Ten derde blijkt dat bedrijven met de meest kwaliteitsvolle DCI de verschillende informatietypen over de volle breedte van het innovatieproces gebruiken: ter inspiratie voor de ontwikkeling van nieuwe ideeën, om productconcepten te verfijnen, maar ook voor marketing- en financieringsdoeleinden. Bedrijven die DCI alleen aan het einde van het ontwikkelingsproces gebruikten (bijvoorbeeld voor marketingdoeleinden) bleken minder geneigd om hun eigen ontwikkelde ideeën nog eens in vraag te stellen en waren hierdoor minder innovatief. Zij haalden hierdoor minder rendement uit hun inzichten; waren minder kosten-efficiënt.
Ten vierde laten de resultaten zien welke middelen en vaardigheden de meest effectieve aanpak voor DCI ondersteunde. Kwaliteitsvolle DCI werd vaker gevonden bij bedrijven die T-shaped medewerkers in dienst hadden. Dit zijn medewerkers die naast een gedegen technische kennis, ook voldoende commerciële, maar vooral ook informatieverwerkende (onderzoeks-)vaardigheden hadden. Dit betekent dat het innovatieteam zich bewust was van het belang van bepaalde typen van informatie en zowel objectieve (feitelijke) informatie combineerden met subjectieve (persoonsgebonden) informatie. Maar ook dat men bewust bepaalde informanten ging opzoeken vanwege hun informationele waarde.
Ook werkte men vaker met bepaalde templates om de informatie op een korte, maar toch betekenisvolle manier bij elkaar te brengen. Tenslotte bleken deze medewerkers zowel creatief als oplossingsgericht te kunnen werken.

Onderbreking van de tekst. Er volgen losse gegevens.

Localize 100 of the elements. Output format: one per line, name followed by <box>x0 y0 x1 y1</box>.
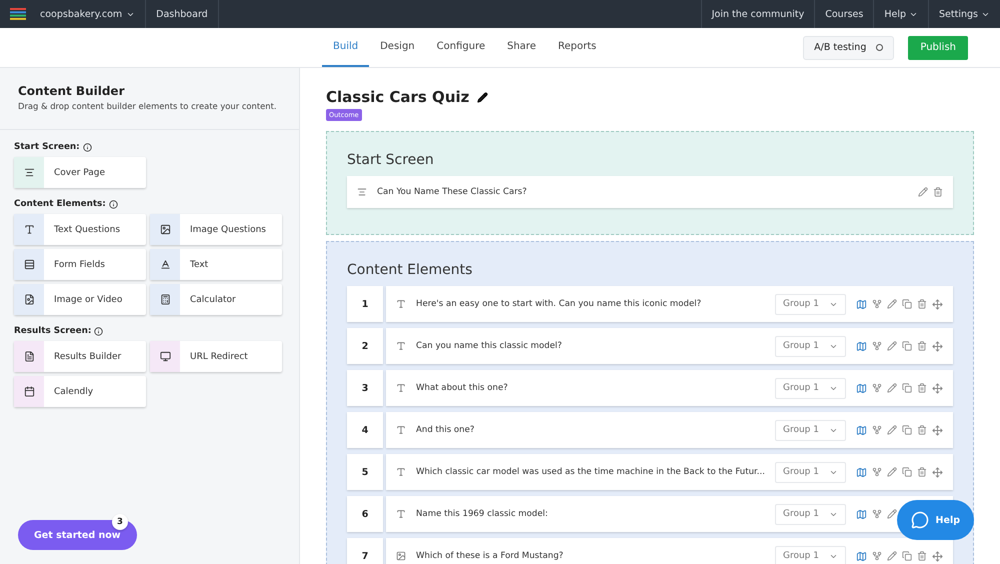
text-icon <box>396 509 406 519</box>
info-icon[interactable] <box>82 142 92 152</box>
builder-element-card[interactable]: Cover Page <box>14 157 146 188</box>
builder-element-card[interactable]: Text <box>150 249 282 280</box>
zone-title: Start Screen <box>347 152 435 168</box>
zone-title: Content Elements <box>347 262 474 278</box>
delete-icon[interactable] <box>917 424 927 434</box>
element-label: Cover Page <box>53 168 106 178</box>
info-icon[interactable] <box>94 326 104 336</box>
element-label: Image or Video <box>53 294 122 304</box>
move-icon[interactable] <box>932 424 943 436</box>
ab-testing-label: A/B testing <box>814 42 866 53</box>
move-icon[interactable] <box>932 550 943 562</box>
dashboard-link[interactable]: Dashboard <box>146 0 219 28</box>
rows-icon <box>24 259 34 270</box>
element-label: Text <box>189 260 208 270</box>
builder-element-card[interactable]: Form Fields <box>14 249 146 280</box>
question-text: Can you name this classic model? <box>416 341 563 351</box>
image-icon <box>160 224 170 235</box>
text-icon <box>396 425 406 435</box>
nav-tab[interactable]: Design <box>369 28 426 67</box>
group-select[interactable]: Group 1 <box>775 294 846 314</box>
delete-icon[interactable] <box>933 187 943 197</box>
site-selector[interactable]: coopsbakery.com <box>40 8 122 20</box>
branch-icon[interactable] <box>872 508 882 518</box>
map-icon[interactable] <box>856 508 867 520</box>
cover-item-card[interactable]: Can You Name These Classic Cars? <box>347 176 953 208</box>
delete-icon[interactable] <box>917 382 927 392</box>
branch-icon[interactable] <box>872 550 882 560</box>
delete-icon[interactable] <box>917 340 927 350</box>
question-card[interactable]: Which classic car model was used as the time machine in the Back to the Futur... Group 1 <box>386 454 953 490</box>
branch-icon[interactable] <box>872 340 882 350</box>
map-icon[interactable] <box>856 382 867 394</box>
question-card[interactable]: And this one? Group 1 <box>386 412 953 448</box>
copy-icon[interactable] <box>902 466 912 476</box>
move-icon[interactable] <box>932 466 943 478</box>
move-icon[interactable] <box>932 340 943 352</box>
map-icon[interactable] <box>856 298 867 310</box>
group-select[interactable]: Group 1 <box>775 420 846 440</box>
top-nav-link[interactable]: Courses <box>814 0 874 28</box>
section-title: Results Screen: <box>14 326 92 336</box>
question-card[interactable]: What about this one? Group 1 <box>386 370 953 406</box>
element-label: Calendly <box>53 386 94 396</box>
document-icon <box>24 351 34 362</box>
delete-icon[interactable] <box>917 298 927 308</box>
builder-element-card[interactable]: Results Builder <box>14 341 146 372</box>
sidebar-subtitle: Drag & drop content builder elements to create your content. <box>18 101 278 111</box>
copy-icon[interactable] <box>902 424 912 434</box>
group-select[interactable]: Group 1 <box>775 546 846 564</box>
builder-element-card[interactable]: Image Questions <box>150 214 282 245</box>
copy-icon[interactable] <box>902 382 912 392</box>
question-number: 5 <box>347 454 383 490</box>
question-text: Here's an easy one to start with. Can you name this iconic model? <box>416 299 702 309</box>
map-icon[interactable] <box>856 466 867 478</box>
move-icon[interactable] <box>932 382 943 394</box>
builder-element-card[interactable]: Calendly <box>14 376 146 407</box>
branch-icon[interactable] <box>872 298 882 308</box>
group-select[interactable]: Group 1 <box>775 378 846 398</box>
question-number: 7 <box>347 538 383 564</box>
builder-element-card[interactable]: URL Redirect <box>150 341 282 372</box>
builder-element-card[interactable]: Text Questions <box>14 214 146 245</box>
branch-icon[interactable] <box>872 466 882 476</box>
element-label: Image Questions <box>189 224 266 234</box>
nav-tab[interactable]: Share <box>496 28 547 67</box>
question-text: Which classic car model was used as the time machine in the Back to the Futur... <box>416 467 765 477</box>
group-select[interactable]: Group 1 <box>775 336 846 356</box>
text-icon <box>396 299 406 309</box>
question-number: 6 <box>347 496 383 532</box>
map-icon[interactable] <box>856 550 867 562</box>
group-select[interactable]: Group 1 <box>775 462 846 482</box>
delete-icon[interactable] <box>917 466 927 476</box>
copy-icon[interactable] <box>902 340 912 350</box>
move-icon[interactable] <box>932 298 943 310</box>
nav-tab[interactable]: Reports <box>546 28 608 67</box>
branch-icon[interactable] <box>872 382 882 392</box>
sidebar-title: Content Builder <box>18 84 126 98</box>
builder-element-card[interactable]: Image or Video <box>14 284 146 315</box>
map-icon[interactable] <box>856 340 867 352</box>
map-icon[interactable] <box>856 424 867 436</box>
nav-tab[interactable]: Build <box>322 28 370 67</box>
question-card[interactable]: Here's an easy one to start with. Can you name this iconic model? Group 1 <box>386 286 953 322</box>
info-icon[interactable] <box>108 200 118 208</box>
ab-testing-toggle[interactable]: A/B testing <box>803 36 894 60</box>
copy-icon[interactable] <box>902 550 912 560</box>
question-card[interactable]: Can you name this classic model? Group 1 <box>386 328 953 364</box>
delete-icon[interactable] <box>917 550 927 560</box>
top-nav-link[interactable]: Join the community <box>700 0 814 28</box>
builder-element-card[interactable]: Calculator <box>150 284 282 315</box>
top-nav-link[interactable]: Settings <box>928 0 1000 28</box>
top-nav-link[interactable]: Help <box>873 0 928 28</box>
element-label: Text Questions <box>53 224 120 234</box>
nav-tab[interactable]: Configure <box>426 28 496 67</box>
element-label: URL Redirect <box>189 352 248 362</box>
group-select[interactable]: Group 1 <box>775 504 846 524</box>
section-title: Start Screen: <box>14 142 80 152</box>
copy-icon[interactable] <box>902 298 912 308</box>
question-card[interactable]: Which of these is a Ford Mustang? Group 1 <box>386 538 953 564</box>
logo-icon <box>10 8 26 20</box>
edit-icon[interactable] <box>477 92 488 102</box>
branch-icon[interactable] <box>872 424 882 434</box>
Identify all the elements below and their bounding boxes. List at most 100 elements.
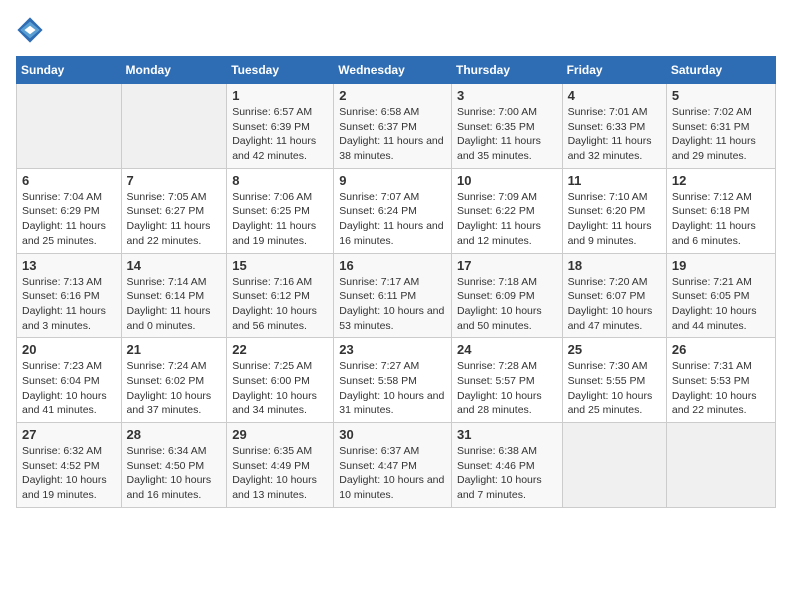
day-info: Sunrise: 7:21 AM Sunset: 6:05 PM Dayligh…	[672, 275, 770, 334]
day-number: 9	[339, 173, 446, 188]
day-number: 31	[457, 427, 557, 442]
day-info: Sunrise: 7:06 AM Sunset: 6:25 PM Dayligh…	[232, 190, 328, 249]
day-info: Sunrise: 7:04 AM Sunset: 6:29 PM Dayligh…	[22, 190, 116, 249]
day-number: 16	[339, 258, 446, 273]
day-number: 25	[568, 342, 661, 357]
day-number: 27	[22, 427, 116, 442]
calendar-cell: 9 Sunrise: 7:07 AM Sunset: 6:24 PM Daylig…	[334, 168, 452, 253]
calendar-cell: 12 Sunrise: 7:12 AM Sunset: 6:18 PM Dayli…	[666, 168, 775, 253]
day-info: Sunrise: 7:01 AM Sunset: 6:33 PM Dayligh…	[568, 105, 661, 164]
calendar-cell: 6 Sunrise: 7:04 AM Sunset: 6:29 PM Daylig…	[17, 168, 122, 253]
weekday-header-saturday: Saturday	[666, 57, 775, 84]
calendar-cell: 10 Sunrise: 7:09 AM Sunset: 6:22 PM Dayli…	[451, 168, 562, 253]
calendar-cell: 21 Sunrise: 7:24 AM Sunset: 6:02 PM Dayli…	[121, 338, 227, 423]
calendar-week-row: 20 Sunrise: 7:23 AM Sunset: 6:04 PM Dayli…	[17, 338, 776, 423]
day-number: 1	[232, 88, 328, 103]
calendar-cell: 20 Sunrise: 7:23 AM Sunset: 6:04 PM Dayli…	[17, 338, 122, 423]
calendar-cell: 7 Sunrise: 7:05 AM Sunset: 6:27 PM Daylig…	[121, 168, 227, 253]
calendar-cell: 2Sunrise: 6:58 AM Sunset: 6:37 PM Daylig…	[334, 84, 452, 169]
day-number: 7	[127, 173, 222, 188]
day-info: Sunrise: 7:24 AM Sunset: 6:02 PM Dayligh…	[127, 359, 222, 418]
calendar-cell: 24 Sunrise: 7:28 AM Sunset: 5:57 PM Dayli…	[451, 338, 562, 423]
day-info: Sunrise: 7:20 AM Sunset: 6:07 PM Dayligh…	[568, 275, 661, 334]
calendar-cell	[121, 84, 227, 169]
calendar-cell	[562, 423, 666, 508]
calendar-cell: 19 Sunrise: 7:21 AM Sunset: 6:05 PM Dayli…	[666, 253, 775, 338]
calendar-cell: 3 Sunrise: 7:00 AM Sunset: 6:35 PM Daylig…	[451, 84, 562, 169]
day-number: 17	[457, 258, 557, 273]
calendar-cell	[17, 84, 122, 169]
calendar-cell: 26 Sunrise: 7:31 AM Sunset: 5:53 PM Dayli…	[666, 338, 775, 423]
day-number: 20	[22, 342, 116, 357]
day-number: 12	[672, 173, 770, 188]
day-info: Sunrise: 7:12 AM Sunset: 6:18 PM Dayligh…	[672, 190, 770, 249]
day-number: 8	[232, 173, 328, 188]
day-number: 29	[232, 427, 328, 442]
weekday-header-friday: Friday	[562, 57, 666, 84]
day-number: 21	[127, 342, 222, 357]
weekday-header-row: SundayMondayTuesdayWednesdayThursdayFrid…	[17, 57, 776, 84]
day-info: Sunrise: 7:18 AM Sunset: 6:09 PM Dayligh…	[457, 275, 557, 334]
calendar-cell: 22Sunrise: 7:25 AM Sunset: 6:00 PM Dayli…	[227, 338, 334, 423]
calendar-cell: 17 Sunrise: 7:18 AM Sunset: 6:09 PM Dayli…	[451, 253, 562, 338]
calendar-cell: 31 Sunrise: 6:38 AM Sunset: 4:46 PM Dayli…	[451, 423, 562, 508]
day-info: Sunrise: 6:35 AM Sunset: 4:49 PM Dayligh…	[232, 444, 328, 503]
calendar-week-row: 13Sunrise: 7:13 AM Sunset: 6:16 PM Dayli…	[17, 253, 776, 338]
day-number: 24	[457, 342, 557, 357]
weekday-header-thursday: Thursday	[451, 57, 562, 84]
day-info: Sunrise: 6:34 AM Sunset: 4:50 PM Dayligh…	[127, 444, 222, 503]
day-info: Sunrise: 7:10 AM Sunset: 6:20 PM Dayligh…	[568, 190, 661, 249]
calendar-cell: 1 Sunrise: 6:57 AM Sunset: 6:39 PM Daylig…	[227, 84, 334, 169]
day-info: Sunrise: 6:32 AM Sunset: 4:52 PM Dayligh…	[22, 444, 116, 503]
calendar-cell: 29 Sunrise: 6:35 AM Sunset: 4:49 PM Dayli…	[227, 423, 334, 508]
day-number: 10	[457, 173, 557, 188]
weekday-header-tuesday: Tuesday	[227, 57, 334, 84]
day-info: Sunrise: 7:14 AM Sunset: 6:14 PM Dayligh…	[127, 275, 222, 334]
day-info: Sunrise: 7:07 AM Sunset: 6:24 PM Dayligh…	[339, 190, 446, 249]
day-number: 11	[568, 173, 661, 188]
day-info: Sunrise: 6:58 AM Sunset: 6:37 PM Dayligh…	[339, 105, 446, 164]
calendar-week-row: 6 Sunrise: 7:04 AM Sunset: 6:29 PM Daylig…	[17, 168, 776, 253]
day-info: Sunrise: 7:05 AM Sunset: 6:27 PM Dayligh…	[127, 190, 222, 249]
weekday-header-monday: Monday	[121, 57, 227, 84]
calendar-cell: 5 Sunrise: 7:02 AM Sunset: 6:31 PM Daylig…	[666, 84, 775, 169]
calendar-cell: 8 Sunrise: 7:06 AM Sunset: 6:25 PM Daylig…	[227, 168, 334, 253]
day-info: Sunrise: 7:31 AM Sunset: 5:53 PM Dayligh…	[672, 359, 770, 418]
day-info: Sunrise: 7:13 AM Sunset: 6:16 PM Dayligh…	[22, 275, 116, 334]
calendar-cell: 30 Sunrise: 6:37 AM Sunset: 4:47 PM Dayli…	[334, 423, 452, 508]
day-info: Sunrise: 7:09 AM Sunset: 6:22 PM Dayligh…	[457, 190, 557, 249]
calendar-cell: 28Sunrise: 6:34 AM Sunset: 4:50 PM Dayli…	[121, 423, 227, 508]
calendar-table: SundayMondayTuesdayWednesdayThursdayFrid…	[16, 56, 776, 508]
day-number: 19	[672, 258, 770, 273]
day-number: 18	[568, 258, 661, 273]
day-info: Sunrise: 7:00 AM Sunset: 6:35 PM Dayligh…	[457, 105, 557, 164]
day-number: 3	[457, 88, 557, 103]
calendar-cell: 23 Sunrise: 7:27 AM Sunset: 5:58 PM Dayli…	[334, 338, 452, 423]
day-info: Sunrise: 6:57 AM Sunset: 6:39 PM Dayligh…	[232, 105, 328, 164]
day-info: Sunrise: 7:17 AM Sunset: 6:11 PM Dayligh…	[339, 275, 446, 334]
day-info: Sunrise: 7:28 AM Sunset: 5:57 PM Dayligh…	[457, 359, 557, 418]
day-number: 14	[127, 258, 222, 273]
day-info: Sunrise: 6:38 AM Sunset: 4:46 PM Dayligh…	[457, 444, 557, 503]
page-header	[16, 16, 776, 44]
calendar-cell	[666, 423, 775, 508]
day-info: Sunrise: 6:37 AM Sunset: 4:47 PM Dayligh…	[339, 444, 446, 503]
day-number: 22	[232, 342, 328, 357]
weekday-header-sunday: Sunday	[17, 57, 122, 84]
day-info: Sunrise: 7:30 AM Sunset: 5:55 PM Dayligh…	[568, 359, 661, 418]
day-number: 30	[339, 427, 446, 442]
logo-icon	[16, 16, 44, 44]
calendar-cell: 14 Sunrise: 7:14 AM Sunset: 6:14 PM Dayli…	[121, 253, 227, 338]
day-info: Sunrise: 7:16 AM Sunset: 6:12 PM Dayligh…	[232, 275, 328, 334]
day-number: 23	[339, 342, 446, 357]
calendar-cell: 18 Sunrise: 7:20 AM Sunset: 6:07 PM Dayli…	[562, 253, 666, 338]
day-info: Sunrise: 7:27 AM Sunset: 5:58 PM Dayligh…	[339, 359, 446, 418]
day-info: Sunrise: 7:02 AM Sunset: 6:31 PM Dayligh…	[672, 105, 770, 164]
calendar-cell: 15Sunrise: 7:16 AM Sunset: 6:12 PM Dayli…	[227, 253, 334, 338]
day-info: Sunrise: 7:23 AM Sunset: 6:04 PM Dayligh…	[22, 359, 116, 418]
calendar-cell: 25 Sunrise: 7:30 AM Sunset: 5:55 PM Dayli…	[562, 338, 666, 423]
day-number: 26	[672, 342, 770, 357]
day-number: 5	[672, 88, 770, 103]
day-number: 6	[22, 173, 116, 188]
calendar-cell: 27 Sunrise: 6:32 AM Sunset: 4:52 PM Dayli…	[17, 423, 122, 508]
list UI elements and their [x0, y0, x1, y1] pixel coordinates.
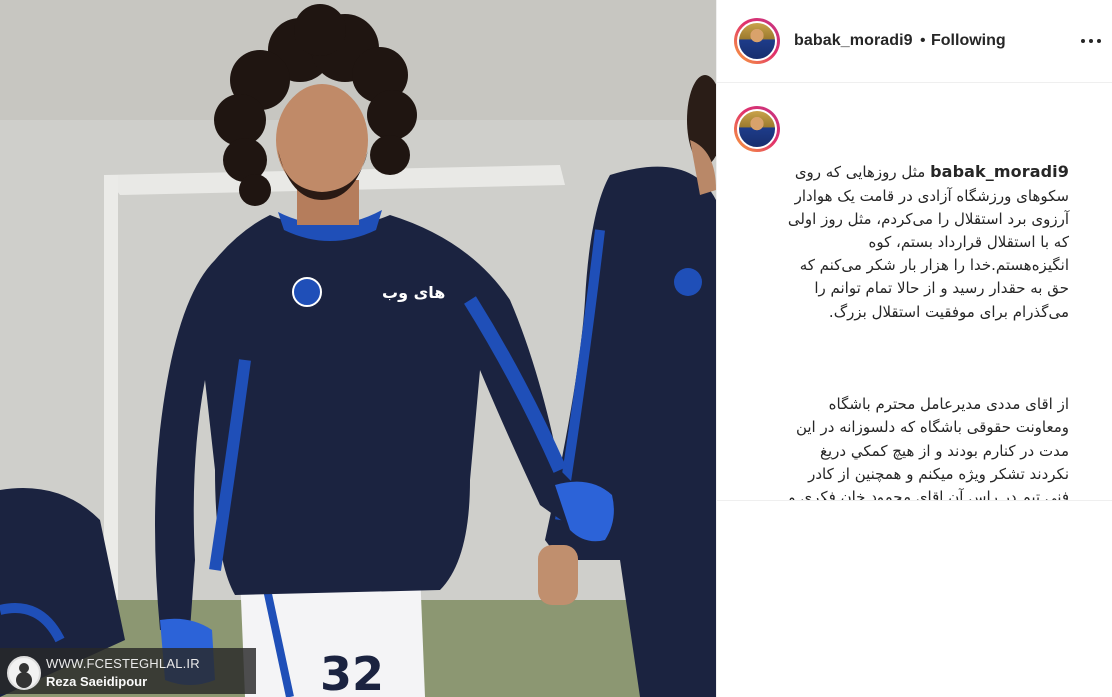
watermark-site: WWW.FCESTEGHLAL.IR — [46, 656, 200, 671]
player-photo-illustration: 32 های وب — [0, 0, 716, 697]
photo-watermark: WWW.FCESTEGHLAL.IR Reza Saeidipour — [0, 648, 256, 694]
section-divider — [717, 500, 1112, 501]
more-options-icon[interactable] — [1077, 30, 1105, 52]
comments-scroll-area[interactable]: babak_moradi9 مثل روزهایی که روی سکوهای … — [717, 84, 1112, 500]
header-separator: • — [920, 32, 926, 49]
caption-paragraph-1: مثل روزهایی که روی سکوهای ورزشگاه آزادی … — [783, 163, 1069, 321]
post-side-panel: babak_moradi9 • Following babak_moradi9 … — [716, 0, 1112, 697]
caption-username[interactable]: babak_moradi9 — [930, 162, 1069, 181]
shorts-number: 32 — [320, 647, 384, 697]
club-logo-icon — [7, 656, 41, 690]
caption-paragraph-2: از اقای مددی مدیرعامل محترم باشگاه ومعاو… — [788, 395, 1069, 500]
post-caption: babak_moradi9 مثل روزهایی که روی سکوهای … — [781, 114, 1069, 500]
header-avatar[interactable] — [734, 18, 780, 64]
caption-avatar[interactable] — [734, 106, 780, 152]
following-button[interactable]: Following — [931, 32, 1006, 50]
post-header: babak_moradi9 • Following — [717, 0, 1112, 83]
header-username[interactable]: babak_moradi9 — [794, 32, 913, 50]
post-photo[interactable]: 32 های وب WWW.FCESTEGHLAL.IR Reza Saeidi… — [0, 0, 716, 697]
avatar-image — [737, 109, 777, 149]
watermark-credit: Reza Saeidipour — [46, 674, 148, 689]
shirt-sponsor: های وب — [382, 283, 445, 302]
avatar-image — [737, 21, 777, 61]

Door deze informatieverwerkende vaardigheden waren de bedrijven in staat om effectief te improviseren gedurende hun innovatieproces. Improvisatie is een belangrijke strategie om met verrassingen en tegenslagen om te gaan en maakt organisaties flexibel. De literatuur brengt improvisatie vaak in relatie met innovatie in het MKB en benadrukt het belang van ervaring, om originele oplossingen te kunnen vinden gedurende een periode van improvisatie. Dit onderzoek bevestigt nu dus ook het belang van vaardigheid, vooral om ‘weer terug op het pad’ te komen na een periode van improvisatie en om effectief te kunnen samenwerken.
De implicaties
De resultaten hebben academische betekenis doordat zij verfijning aanbrengen in belangrijke theorie over ondernemerschap, zoals over improvisatie en de inzet van middelen. Het laat vooral zien dat het niet gaat over de hoeveelheid middelen die je als organisatie ter beschikking hebt, maar eerder over de kwaliteit van de middelen— en dan in het bijzonder de vaardigheden.
Hiernaast hebben de resultaten rechtstreeks belang voor het MKB. Ze laten heel concreet zien hoe je effectief kunt werken aan een belangrijke succesfactor voor radicale innovatie: niet zozeer door uitgebreide marktonderzoeken, maar wel door een uitgekiende klantinteractiestrategie die je zo vroeg als mogelijk in het traject opstart.
Deze resultaten lenen zich uitermate voor concrete toepassing in het MKB en kunnen zo op meerdere manieren bijdragen aan de innovatiekracht van het MKB. MKB organisaties kunnen in hun aanwerving rekening houden met T-shaped vaardigheden en de benodigde competenties voor toekomstige radicale innovatie borgen. Omdat dergelijke vaardigheden trainbaar zijn kunnen ze opgenomen worden in competentie-ontwikkeling en onderwijsprogramma’s. Tenslotte, geven de kwaliteitsdimensies van het begrip DCI praktische richtlijnen voor subsidieverleners en financiers in hun beoordeling van de kansrijkheid van nieuwe radicale innovaties.